ウラスは目を見開き、顔から血の気が引いていった。


「…センカちゃん?」


デミグルムの声色が一段と重くなった。放たれるプレッシャーが瞬く間にセンカの身を包み、空気が一層濁る感覚がする。


「安心して。他の服と一緒にウラスちゃんのアイテムボックスに一時的に預けられるだけよ。だからそんなに嫌がらないで。そんなに嫌がられると私、悲しくなっちゃうから」


「これは…王家に伝わる大事なものなんです。王国の人たちとの、家族との、絆なんです。手放すわけには」


「ならなおさらよ。そんな貴重な宝物、今見つかったら野良モンスターに拉致されてヒドイ目に合うわ。今は我々の任務遂行の為に従ってもらう。これが最後よ。寄こしなさい」


ついにはセンカの手が押し返されるほどに、爪の圧力が強くなっていく。


「どうか、よしてくれませんか」


扉の陰から止めに入ったのは、あの門番だった。

本来センカに向けられるはずだった眼光が、数倍鋭くなって彼の胸に突き刺さる。


「どうして…アンタが出しゃばるの?」


「納得してもらえる理由かはわかりませんが、人に必要な、誰かとの繋がりを忘れさせない拠り所、きっと姫様の拠り所がそれなんです」


左手首に手を添えて、毅然として立つ兵士の眼をデミグルムは見つめ続けた。


「…珍しいわね、私にそんな怖い顔向けるなんて」


「なんと言われても、僕は今の僕に後悔するつもりはありません」


デミグルムはそっと指を離し、親指の腹で優しくセンカを撫でた。


「…ごめんねセンカちゃん~。私これ以上怖い想いさせたくなくって~。わかったわ、後で軽く襟回りを手直しするから、その首飾り大事にしなさいね!」


かなり気を張って始終を眺めていたウラスはそっと胸に手を当てた。

センカと門番は、お互いに笑いあって、ペンダントとミサンガを遠目に見せ合った。


「そのぶん!ちゃんと魔王様のところまでお守りするのよウラスちゃん!昨晩のゴブリンの時みたいになったらただじゃおかないから!!」


その後にセンカの口から発せられた5文字の感謝の言葉は、デミグルムの警鐘とウラスの投げやりに近い返事にかき消された。






「デミちゃんありがとう。本当に素敵な服よ」


「ありがと!魔王様に褒められたら私の名前もバンバン出してちょうだいね!」


翌朝、デミグルムは逞しい腕でガッツポーズで二人を見送った。


「それとデミちゃん…兵士さん皆に伝えてくれないかな」


「おーいもう出発してぇんだけどー!」


流れるようにセンカを担ぐウラスに、デミグルムは特大のデコピンをかます。


「ガールズトークに割り込む男は極刑!!…で、教えてセンカちゃん」


センカは砲台に押し込まれながら、明るい笑顔で豪語した。


「『うちの戦士は強いからね!覚悟して戦うことよ!』って!」


少しきょとんとしたデミグルムだったが、笑ってダイナミックに親指を立てた。


「じゃデミちゃん、そういうわけで俺ら行くわ。世話になりました」


「あ」


ウラスも砲台に体をねじ込んだ途端、センカはようやく自分の今置かれている状況に気づく。

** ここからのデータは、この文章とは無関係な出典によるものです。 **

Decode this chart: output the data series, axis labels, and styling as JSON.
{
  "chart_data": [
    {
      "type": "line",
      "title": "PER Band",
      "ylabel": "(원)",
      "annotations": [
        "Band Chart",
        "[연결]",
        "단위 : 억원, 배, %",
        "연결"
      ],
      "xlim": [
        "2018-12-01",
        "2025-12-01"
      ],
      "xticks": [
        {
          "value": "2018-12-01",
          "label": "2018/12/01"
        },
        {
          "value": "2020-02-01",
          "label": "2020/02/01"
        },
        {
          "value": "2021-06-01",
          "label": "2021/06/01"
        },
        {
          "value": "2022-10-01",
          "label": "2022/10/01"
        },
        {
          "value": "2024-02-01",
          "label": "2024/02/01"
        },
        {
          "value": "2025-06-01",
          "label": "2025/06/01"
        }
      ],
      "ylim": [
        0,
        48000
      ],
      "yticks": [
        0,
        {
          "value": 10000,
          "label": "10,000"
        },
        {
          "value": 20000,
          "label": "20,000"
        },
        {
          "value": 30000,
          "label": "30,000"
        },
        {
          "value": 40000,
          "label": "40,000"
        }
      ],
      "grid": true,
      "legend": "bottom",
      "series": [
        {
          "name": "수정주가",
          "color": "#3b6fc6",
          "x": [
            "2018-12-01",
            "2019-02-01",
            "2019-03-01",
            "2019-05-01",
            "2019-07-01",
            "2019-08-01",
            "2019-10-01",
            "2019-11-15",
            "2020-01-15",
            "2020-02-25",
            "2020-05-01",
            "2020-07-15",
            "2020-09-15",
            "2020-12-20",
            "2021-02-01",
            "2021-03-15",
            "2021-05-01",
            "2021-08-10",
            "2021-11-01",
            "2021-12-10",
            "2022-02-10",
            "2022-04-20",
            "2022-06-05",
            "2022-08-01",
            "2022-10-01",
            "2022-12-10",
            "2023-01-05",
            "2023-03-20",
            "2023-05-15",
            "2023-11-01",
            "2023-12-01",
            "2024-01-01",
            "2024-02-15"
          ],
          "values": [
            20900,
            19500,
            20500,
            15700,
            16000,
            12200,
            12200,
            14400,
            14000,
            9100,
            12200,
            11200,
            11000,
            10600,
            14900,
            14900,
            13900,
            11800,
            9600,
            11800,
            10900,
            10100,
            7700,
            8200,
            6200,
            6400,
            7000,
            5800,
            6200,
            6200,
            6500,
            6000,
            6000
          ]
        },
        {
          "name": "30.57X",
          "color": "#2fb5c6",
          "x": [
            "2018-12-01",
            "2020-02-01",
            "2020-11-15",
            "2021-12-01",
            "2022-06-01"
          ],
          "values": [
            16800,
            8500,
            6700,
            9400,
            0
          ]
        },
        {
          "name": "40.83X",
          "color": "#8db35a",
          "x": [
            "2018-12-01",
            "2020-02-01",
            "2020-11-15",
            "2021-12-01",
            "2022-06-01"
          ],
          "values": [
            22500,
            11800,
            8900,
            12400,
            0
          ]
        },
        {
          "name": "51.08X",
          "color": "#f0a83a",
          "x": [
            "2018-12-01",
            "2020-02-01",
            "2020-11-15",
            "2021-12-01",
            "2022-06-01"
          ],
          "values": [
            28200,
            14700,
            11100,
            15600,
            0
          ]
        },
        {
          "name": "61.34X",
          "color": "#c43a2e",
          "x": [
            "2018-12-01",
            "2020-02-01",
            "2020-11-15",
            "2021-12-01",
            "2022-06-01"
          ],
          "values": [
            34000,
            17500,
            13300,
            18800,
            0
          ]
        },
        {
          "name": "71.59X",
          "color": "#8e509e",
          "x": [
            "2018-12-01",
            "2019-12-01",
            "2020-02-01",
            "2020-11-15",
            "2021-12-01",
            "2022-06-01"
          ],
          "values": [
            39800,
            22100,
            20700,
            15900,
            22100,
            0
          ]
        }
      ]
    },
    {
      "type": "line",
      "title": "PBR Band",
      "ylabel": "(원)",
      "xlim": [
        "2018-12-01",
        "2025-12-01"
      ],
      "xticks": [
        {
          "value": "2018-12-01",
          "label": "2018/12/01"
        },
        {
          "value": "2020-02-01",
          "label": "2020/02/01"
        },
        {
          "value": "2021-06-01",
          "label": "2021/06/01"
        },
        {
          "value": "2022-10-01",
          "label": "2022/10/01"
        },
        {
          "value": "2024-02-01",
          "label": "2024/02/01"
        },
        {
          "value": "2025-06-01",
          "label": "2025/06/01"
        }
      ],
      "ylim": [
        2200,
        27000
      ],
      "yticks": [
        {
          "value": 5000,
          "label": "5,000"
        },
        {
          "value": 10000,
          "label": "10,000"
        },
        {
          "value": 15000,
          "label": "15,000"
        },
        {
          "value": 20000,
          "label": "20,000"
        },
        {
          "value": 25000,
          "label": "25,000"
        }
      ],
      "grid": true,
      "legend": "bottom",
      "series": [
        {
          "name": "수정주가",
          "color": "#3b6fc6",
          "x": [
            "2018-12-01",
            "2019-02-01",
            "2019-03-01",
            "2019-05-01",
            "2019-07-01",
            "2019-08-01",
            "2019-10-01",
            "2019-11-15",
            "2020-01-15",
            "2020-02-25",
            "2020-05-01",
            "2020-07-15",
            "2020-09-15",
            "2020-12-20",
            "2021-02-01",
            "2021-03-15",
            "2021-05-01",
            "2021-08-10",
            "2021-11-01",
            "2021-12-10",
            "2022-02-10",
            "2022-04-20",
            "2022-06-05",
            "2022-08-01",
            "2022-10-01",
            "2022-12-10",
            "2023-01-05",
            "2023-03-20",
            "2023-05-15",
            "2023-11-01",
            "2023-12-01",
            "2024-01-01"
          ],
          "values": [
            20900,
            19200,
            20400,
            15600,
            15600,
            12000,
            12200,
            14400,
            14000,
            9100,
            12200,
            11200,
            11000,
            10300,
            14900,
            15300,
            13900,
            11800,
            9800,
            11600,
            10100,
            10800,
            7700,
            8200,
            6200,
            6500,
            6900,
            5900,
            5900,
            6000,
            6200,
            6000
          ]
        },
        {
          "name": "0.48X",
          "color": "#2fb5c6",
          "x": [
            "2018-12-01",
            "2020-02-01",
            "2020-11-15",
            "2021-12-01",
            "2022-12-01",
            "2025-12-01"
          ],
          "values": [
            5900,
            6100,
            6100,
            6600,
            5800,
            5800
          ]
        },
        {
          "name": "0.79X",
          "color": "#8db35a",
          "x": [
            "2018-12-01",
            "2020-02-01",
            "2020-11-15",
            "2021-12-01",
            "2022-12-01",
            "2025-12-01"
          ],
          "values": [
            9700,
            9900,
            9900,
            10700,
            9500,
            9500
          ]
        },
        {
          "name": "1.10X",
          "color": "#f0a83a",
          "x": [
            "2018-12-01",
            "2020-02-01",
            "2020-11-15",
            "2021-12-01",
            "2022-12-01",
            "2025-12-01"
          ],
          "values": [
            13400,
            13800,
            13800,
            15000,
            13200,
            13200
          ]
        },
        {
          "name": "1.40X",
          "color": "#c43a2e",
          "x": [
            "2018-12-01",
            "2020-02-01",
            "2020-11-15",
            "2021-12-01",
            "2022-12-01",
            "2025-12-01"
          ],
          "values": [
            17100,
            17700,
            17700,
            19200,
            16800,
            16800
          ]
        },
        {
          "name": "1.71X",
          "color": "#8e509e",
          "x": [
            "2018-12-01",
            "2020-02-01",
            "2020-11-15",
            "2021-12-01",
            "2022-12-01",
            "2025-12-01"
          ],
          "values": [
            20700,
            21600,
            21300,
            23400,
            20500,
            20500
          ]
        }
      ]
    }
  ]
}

「まって心の準備がまだ!いやいや無理無理飛ばさないで!飛ばさないで!!」


快晴を横切る小さな影から絶え間なく流れ出す涙は、砂丘に染み込む前に蒸発する。




これは、勇者が旅立つまでの前日譚。

王女センカが魔王城に連れ去られるまでの、

語られるはずのない、道草だらけの物語である。